Farming News - ADM Agriculture Oilseed Rape Market Report by Will Ringrose

ADM Agriculture Oilseed Rape Market Report by Will Ringrose

05 Jun 2020
Frontdesk / Livestock

Crude oil has continued to firm this week as more lockdown restrictions are lifted and talks continue between Saudi Arabia and Russia to persevere with reduced production for another two months.

CBOT soybeans have hit three-week highs, rallying on the idea of more Chinese business coming forward after a further 186,000mln t purchase reported on Wednesday.

The market is also aided by currency. The US dollar is now trading at two-month lows, while in Brazil, the US's main competitor, the real is trading at two-month highs, making US exports more competitive.

Moreover, stocks in Brazil are beginning to fall quickly, which will mean the Chinese will have to turn to US supplies at some point.

US plantings continue at a good pace, at 75% complete compared with 65% last week and the 68% five-year average. Emergence is 52% against the 44% 5-year average, and the first crop ratings were 70% good/excellent.

Exports of veg oils are starting to pick up. Notably Malaysian palm oil has seen a reasonable recover from its recent lows in Jan-March. Soy oil has followed crude oil and the Malaysian palm market higher.

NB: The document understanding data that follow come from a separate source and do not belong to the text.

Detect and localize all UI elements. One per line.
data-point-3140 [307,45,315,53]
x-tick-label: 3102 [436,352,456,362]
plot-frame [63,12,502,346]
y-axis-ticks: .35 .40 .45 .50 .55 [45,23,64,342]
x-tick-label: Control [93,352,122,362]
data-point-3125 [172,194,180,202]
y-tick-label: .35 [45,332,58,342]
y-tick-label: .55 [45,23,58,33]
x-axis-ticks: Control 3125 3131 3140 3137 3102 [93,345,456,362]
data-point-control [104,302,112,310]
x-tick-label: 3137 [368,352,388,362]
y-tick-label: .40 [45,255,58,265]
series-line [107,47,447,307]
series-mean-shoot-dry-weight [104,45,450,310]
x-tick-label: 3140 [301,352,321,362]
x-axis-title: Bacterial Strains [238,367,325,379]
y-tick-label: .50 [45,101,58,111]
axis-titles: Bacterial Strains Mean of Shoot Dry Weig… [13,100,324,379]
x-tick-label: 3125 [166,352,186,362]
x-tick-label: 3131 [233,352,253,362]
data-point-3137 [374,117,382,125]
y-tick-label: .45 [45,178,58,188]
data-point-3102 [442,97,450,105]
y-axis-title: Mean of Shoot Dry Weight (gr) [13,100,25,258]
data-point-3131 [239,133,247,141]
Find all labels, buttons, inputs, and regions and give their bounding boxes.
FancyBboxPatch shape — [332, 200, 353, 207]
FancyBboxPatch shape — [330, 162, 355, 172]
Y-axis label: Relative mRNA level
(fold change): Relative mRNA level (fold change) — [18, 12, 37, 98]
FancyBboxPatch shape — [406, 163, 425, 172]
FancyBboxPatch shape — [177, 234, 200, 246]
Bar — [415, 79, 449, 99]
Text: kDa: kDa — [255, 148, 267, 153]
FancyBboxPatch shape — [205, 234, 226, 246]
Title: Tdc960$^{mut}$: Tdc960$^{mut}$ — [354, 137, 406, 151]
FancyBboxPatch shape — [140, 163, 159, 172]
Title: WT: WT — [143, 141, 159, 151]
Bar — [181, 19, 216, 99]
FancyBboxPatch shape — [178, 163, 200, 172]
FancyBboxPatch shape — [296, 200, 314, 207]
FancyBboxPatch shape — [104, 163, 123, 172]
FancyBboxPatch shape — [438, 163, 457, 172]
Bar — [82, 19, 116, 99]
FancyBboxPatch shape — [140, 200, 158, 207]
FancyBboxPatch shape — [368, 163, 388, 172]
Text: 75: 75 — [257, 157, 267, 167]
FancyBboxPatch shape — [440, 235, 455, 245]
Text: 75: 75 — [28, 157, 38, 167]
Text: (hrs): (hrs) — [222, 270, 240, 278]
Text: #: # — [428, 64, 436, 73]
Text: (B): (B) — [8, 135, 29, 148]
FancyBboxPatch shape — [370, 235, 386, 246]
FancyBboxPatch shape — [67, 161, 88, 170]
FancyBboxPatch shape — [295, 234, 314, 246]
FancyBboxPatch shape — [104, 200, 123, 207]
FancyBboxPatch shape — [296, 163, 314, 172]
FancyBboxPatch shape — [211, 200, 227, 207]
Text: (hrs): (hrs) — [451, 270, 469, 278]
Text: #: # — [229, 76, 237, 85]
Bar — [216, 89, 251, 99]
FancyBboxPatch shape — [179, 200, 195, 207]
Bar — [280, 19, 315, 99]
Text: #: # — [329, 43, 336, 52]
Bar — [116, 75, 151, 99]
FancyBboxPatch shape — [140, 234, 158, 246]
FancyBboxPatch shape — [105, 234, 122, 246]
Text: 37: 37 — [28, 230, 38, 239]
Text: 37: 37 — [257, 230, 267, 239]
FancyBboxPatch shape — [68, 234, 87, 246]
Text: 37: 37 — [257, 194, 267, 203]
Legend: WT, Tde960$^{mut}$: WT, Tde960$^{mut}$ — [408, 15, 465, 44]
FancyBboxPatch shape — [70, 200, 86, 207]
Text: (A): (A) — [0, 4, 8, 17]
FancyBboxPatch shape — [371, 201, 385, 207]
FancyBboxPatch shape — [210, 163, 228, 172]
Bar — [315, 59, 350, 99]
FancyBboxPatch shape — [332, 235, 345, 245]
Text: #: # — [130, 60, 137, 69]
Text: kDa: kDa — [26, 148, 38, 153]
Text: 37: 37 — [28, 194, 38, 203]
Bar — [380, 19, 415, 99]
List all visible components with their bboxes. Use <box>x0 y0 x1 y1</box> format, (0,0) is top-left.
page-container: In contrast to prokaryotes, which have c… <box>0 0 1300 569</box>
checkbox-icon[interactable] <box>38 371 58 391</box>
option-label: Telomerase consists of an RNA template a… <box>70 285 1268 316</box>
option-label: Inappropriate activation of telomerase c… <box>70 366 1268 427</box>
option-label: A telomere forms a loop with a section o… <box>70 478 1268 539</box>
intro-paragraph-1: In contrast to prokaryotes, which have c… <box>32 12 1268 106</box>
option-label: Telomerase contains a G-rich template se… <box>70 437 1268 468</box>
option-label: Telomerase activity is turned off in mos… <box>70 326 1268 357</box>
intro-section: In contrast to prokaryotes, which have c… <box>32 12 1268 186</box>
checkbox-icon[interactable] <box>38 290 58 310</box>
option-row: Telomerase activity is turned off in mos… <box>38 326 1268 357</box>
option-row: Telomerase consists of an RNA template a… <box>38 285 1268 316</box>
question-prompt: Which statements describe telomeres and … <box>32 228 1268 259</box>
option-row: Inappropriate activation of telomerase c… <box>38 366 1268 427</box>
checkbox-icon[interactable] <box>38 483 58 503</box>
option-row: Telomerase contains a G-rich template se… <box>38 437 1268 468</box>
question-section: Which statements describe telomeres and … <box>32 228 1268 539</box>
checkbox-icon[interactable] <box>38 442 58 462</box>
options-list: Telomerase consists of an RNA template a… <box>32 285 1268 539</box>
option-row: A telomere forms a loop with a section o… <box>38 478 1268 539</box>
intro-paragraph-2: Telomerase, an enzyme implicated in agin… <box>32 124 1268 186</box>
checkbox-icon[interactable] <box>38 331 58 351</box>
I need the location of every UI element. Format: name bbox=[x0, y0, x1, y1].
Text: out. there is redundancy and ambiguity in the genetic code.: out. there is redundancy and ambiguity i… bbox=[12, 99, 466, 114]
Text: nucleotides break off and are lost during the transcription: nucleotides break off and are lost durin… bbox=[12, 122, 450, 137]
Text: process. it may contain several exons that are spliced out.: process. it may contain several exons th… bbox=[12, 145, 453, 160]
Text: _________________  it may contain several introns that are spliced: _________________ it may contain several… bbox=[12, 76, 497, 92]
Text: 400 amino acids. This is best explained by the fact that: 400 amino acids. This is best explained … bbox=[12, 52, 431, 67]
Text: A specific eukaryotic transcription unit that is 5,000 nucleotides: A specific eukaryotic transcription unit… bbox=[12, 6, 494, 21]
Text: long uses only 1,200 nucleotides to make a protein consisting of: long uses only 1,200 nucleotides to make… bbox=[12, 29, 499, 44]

In Canada, canola plantings are upwards of 80% complete. Some strong winds are drying out the topsoil. Whilst this is not a major concern at the moment, it could affect yield potential if prolonged.

Last month's storm in Western Australia will cause some to re-seed small areas in coming weeks, but overall, the canola crop is in shape for a good start, with a large export programme still expected.

Matif rapeseed has continued to trade within the same €365-375 range since April. Currently near the top of that channel, it is finding support from the firming crude oil market as well as other veg oils, with fresh news in Europe otherwise lacking.

In the UK, prices began the week lower due to a stronger pound . As Brexit negotiations have gone on with reports of little progress, sterling has weakened, which has brought prices back to week-ago levels.

Crush coverage for old crop remains good, while new crop will be reliant on imports, emphasising the importance of sterling.